Concepts

Events

In-process pub/sub bus for plugin-to-plugin lifecycle signals.

Kernia ships a tiny in-process event bus that lets plugins react to lifecycle signals from other plugins without taking hard imports on each other. The bus is per-AuthContext and lives at auth.plugin_state["events"]. Use the get_bus(auth) helper to access it.

Events are best-effort: handlers run sequentially under the caller's task; an exception in one handler is logged but other handlers still run. There is no event queue and no background workers — auth plugins want to react in the same request lifecycle as the change that triggered them.

Standard events

Event namePayloadEmitted by
organization.member.addedMemberEventorganization plugin (/accept-invitation succeeds)
organization.member.removedMemberEventorganization plugin (/remove-member, /leave-organization)
organization.member.updatedMemberEventorganization plugin (/update-member-role)
user.deletedUserEventadmin / update-user /delete-user

Payloads

from dataclasses import dataclass

@dataclass(frozen=True, slots=True)
class MemberEvent:
    organization_id: str
    user_id: str
    role: str
    action: str  # "added" | "removed" | "updated"
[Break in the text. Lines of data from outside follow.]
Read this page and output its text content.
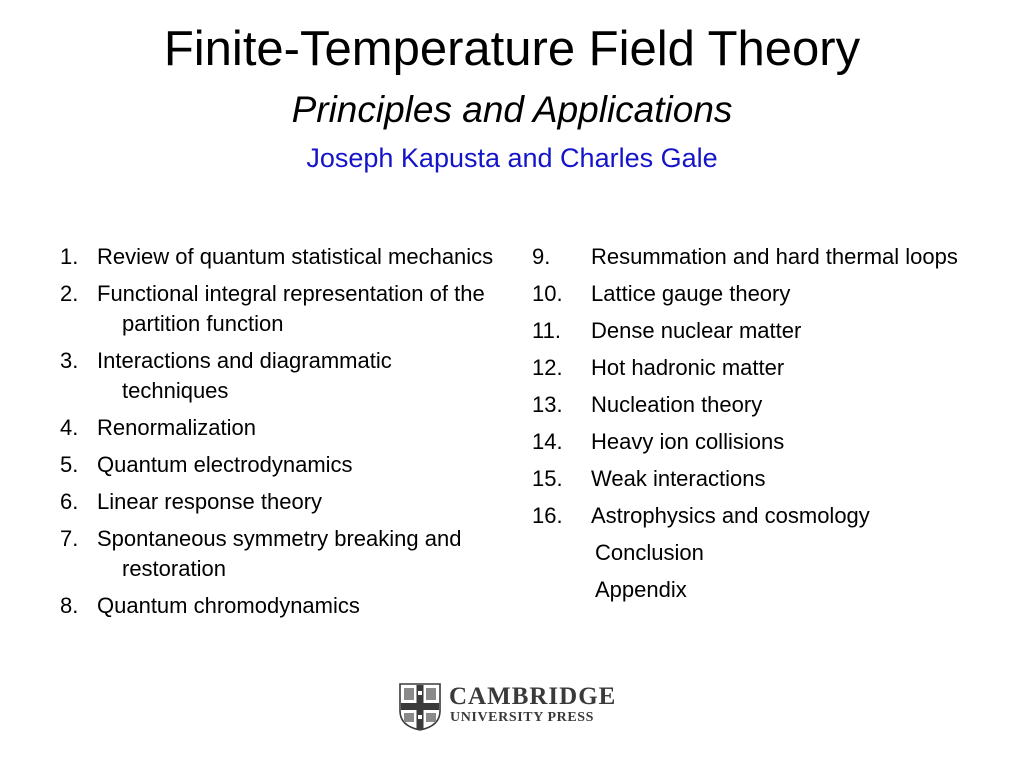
Finite-Temperature Field Theory
Principles and Applications
Joseph Kapusta and Charles Gale
1. Review of quantum statistical mechanics
2. Functional integral representation of the partition function
3. Interactions and diagrammatic techniques
4. Renormalization
5. Quantum electrodynamics
6. Linear response theory
7. Spontaneous symmetry breaking and restoration
8. Quantum chromodynamics
9.	Resummation and hard thermal loops
10.	Lattice gauge theory
11.	Dense nuclear matter
12.	Hot hadronic matter
13.	Nucleation theory
14.	Heavy ion collisions
15.	Weak interactions
16.	Astrophysics and cosmology
Conclusion
Appendix
CAMBRIDGE
UNIVERSITY PRESS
@dataclass(frozen=True, slots=True)
class UserEvent:
    user_id: str
    action: str  # "deleted"

Subscribing from a plugin

The canonical pattern: subscribe in the plugin's init hook so the bus exists before any request comes through.

my_plugin.py
from kernia.events import MemberEvent, get_bus
from kernia.types.context import AuthContext

async def init(ctx: AuthContext) -> None:
    bus = get_bus(ctx)

    async def on_member_change(event: MemberEvent) -> None:
        # do something — push to a queue, write an audit row, sync Stripe, etc.
        await update_external_system(event.organization_id, event.user_id)
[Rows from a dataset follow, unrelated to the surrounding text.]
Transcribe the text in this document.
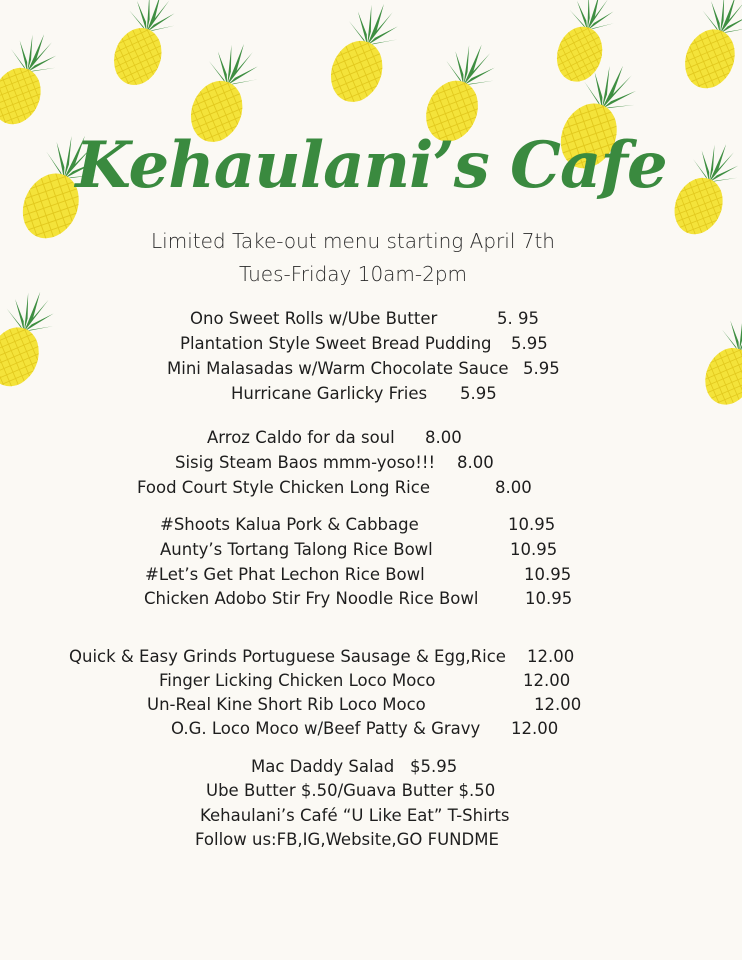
Kehaulani’s Cafe
Limited Take-out menu starting April 7th
Tues-Friday 10am-2pm
Ono Sweet Rolls w/Ube Butter	5. 95
Plantation Style Sweet Bread Pudding 5.95
Mini Malasadas w/Warm Chocolate Sauce 5.95
Hurricane Garlicky Fries 5.95
Arroz Caldo for da soul 8.00
Sisig Steam Baos mmm-yoso!!! 8.00
Food Court Style Chicken Long Rice	8.00
#Shoots Kalua Pork & Cabbage	10.95
Aunty’s Tortang Talong Rice Bowl	10.95
#Let’s Get Phat Lechon Rice Bowl	10.95
Chicken Adobo Stir Fry Noodle Rice Bowl	10.95
Quick & Easy Grinds Portuguese Sausage & Egg,Rice 12.00
Finger Licking Chicken Loco Moco	12.00
Un-Real Kine Short Rib Loco Moco	12.00
O.G. Loco Moco w/Beef Patty & Gravy 12.00
Mac Daddy Salad $5.95
Ube Butter $.50/Guava Butter $.50
Kehaulani’s Café “U Like Eat” T-Shirts
Follow us:FB,IG,Website,GO FUNDME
    bus.on("organization.member.added", on_member_change)
    bus.on("organization.member.removed", on_member_change)

Real-world example: Stripe seat-sync

The Stripe plugin uses this bus to keep Stripe subscription quantity in lockstep with organization membership. When configured for subscription_for="organization" and any plan declares seats=True, the plugin registers a listener that, on every member add/remove, computes the new member count and calls subscriptions.update(quantity=N). The local subscription.seats field is updated to match.

See the Stripe plugin → Organization seat-sync section for the full configuration.

Emitting your own events

Plugins can emit their own events for other plugins (or downstream code) to react to. Pick a stable namespaced name and document the payload shape.

from kernia.events import get_bus

async def handler(ctx):
    # ...do the thing...
    await get_bus(ctx.auth).emit("billing.invoice.paid", invoice_payload)

There is no schema enforcement on payloads — pass plain dicts or your own dataclasses. Keep them small and JSON-serializable so they survive a future move to an out-of-process bus.